Oil fell to around $51 a barrel on Monday after the International Energy Agency cut its forecast for oil demand, overshadowing data showing Chinese crude imports rose to their second highest ever.
The IEA said on Friday that world oil demand will fall by 2.4 million barrels per day (bpd) this year and said developed countries' oil inventories in February rose to their highest since 1993.
The IEA has revised demand down by 1 million bpd and stocks are still very high, said Olivier Jakob, analyst at Petromatrix, of oil's decline. Overall, we need to see some stockdraws.
U.S. crude fell $1.24 to $51.00 by 1100 GMT (7 a.m. EDT) on Monday, the first day of trade since Thursday's nearly 6 percent gain on the back of a rally on Wall Street. ICE Brent crude fell $1.11 to $52.95.
Dealers will be looking this week for confirmation of the demand outlook. The U.S. Energy Information Administration releases its short-term energy outlook on Tuesday and OPEC publishes its monthly view on Wednesday.

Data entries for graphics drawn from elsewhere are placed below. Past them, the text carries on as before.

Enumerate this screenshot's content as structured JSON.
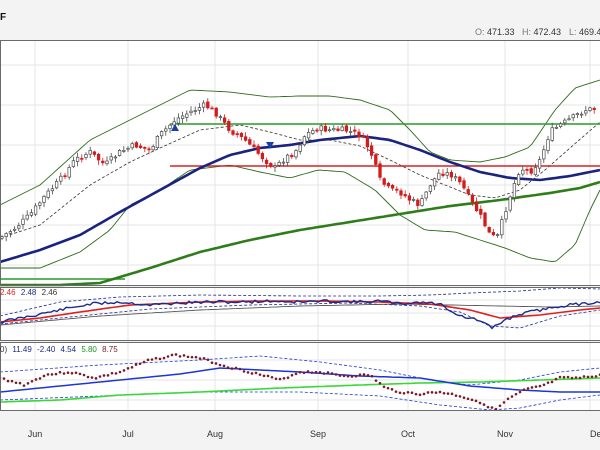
{
  "header": {
    "title_fragment": "F",
    "ohlc": [
      {
        "key": "O:",
        "value": "471.33"
      },
      {
        "key": "H:",
        "value": "472.43"
      },
      {
        "key": "L:",
        "value": "469.46"
      }
    ]
  },
  "colors": {
    "bull": "#4a4a4a",
    "bear": "#d01c1c",
    "ma_fast": "#1a237e",
    "ma_slow": "#2e7d1a",
    "bband": "#2e6b1a",
    "ema": "#333333",
    "hline_green": "#2a9a2a",
    "hline_red": "#d92222",
    "rsi_blue": "#1b2b8a",
    "rsi_red": "#e02020",
    "kst_dots": "#7b1a28",
    "kst_blue": "#1b36d6",
    "kst_green": "#39d839",
    "legend_green": "#1d8f1d",
    "signal_up": "#1a3ea8"
  },
  "legends": {
    "panel2": [
      "2.46",
      "2.48",
      "2.46"
    ],
    "panel3": [
      "0)",
      "11.49",
      "-2.40",
      "4.54",
      "5.80",
      "8.75"
    ]
  },
  "chart_data": {
    "type": "candlestick",
    "title": "",
    "x_tick_labels": [
      "Jun",
      "Jul",
      "Aug",
      "Sep",
      "Oct",
      "Nov",
      "De"
    ],
    "price_range_note": "no y-axis labels visible",
    "horizontal_levels": [
      {
        "name": "resistance",
        "color": "green"
      },
      {
        "name": "support",
        "color": "red"
      }
    ],
    "signals": [
      {
        "type": "up-triangle",
        "month": "Jul"
      },
      {
        "type": "down-triangle",
        "month": "Aug"
      }
    ]
  }
}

At the same time, however, preliminary Chinese trade data on Friday showed crude oil imports rose by more than a quarter versus February to the highest in a year in March and were just short of a record.
And China's industrial output growth picked up to 8.3 percent in March from a record low of 3.8 percent in the first two months of the year, Premier Wen Jiabao said.
Oil has recovered to a $47-$54 range for the past four weeks from a low of $32.40 in December. But it is still down almost $100 from a record high above $147 last summer.
News that Saudi Arabia would trim oil supplies to some of its Asian customers and one European buyer also limited the downside, suggesting the world's top exporter remains concerned about high inventories.
The IEA said inventories in developed countries rose to 61.6 days of forward demand cover in February, the highest since 1993 and well above the roughly 52 days cover that many in OPEC consider comfortable.
OPEC has already agreed to cut oil output since September by a total of 4.2 million bpd, or about 5 percent of world supply. It is estimated to have delivered about 80 percent of those cutbacks.
Iran's OPEC governor Mohammad Ali Khatibi said if oil demand continued to drop the group may decide to further reduce its oil output, the Iranian newspaper Hamshahri on Monday quoted him as saying.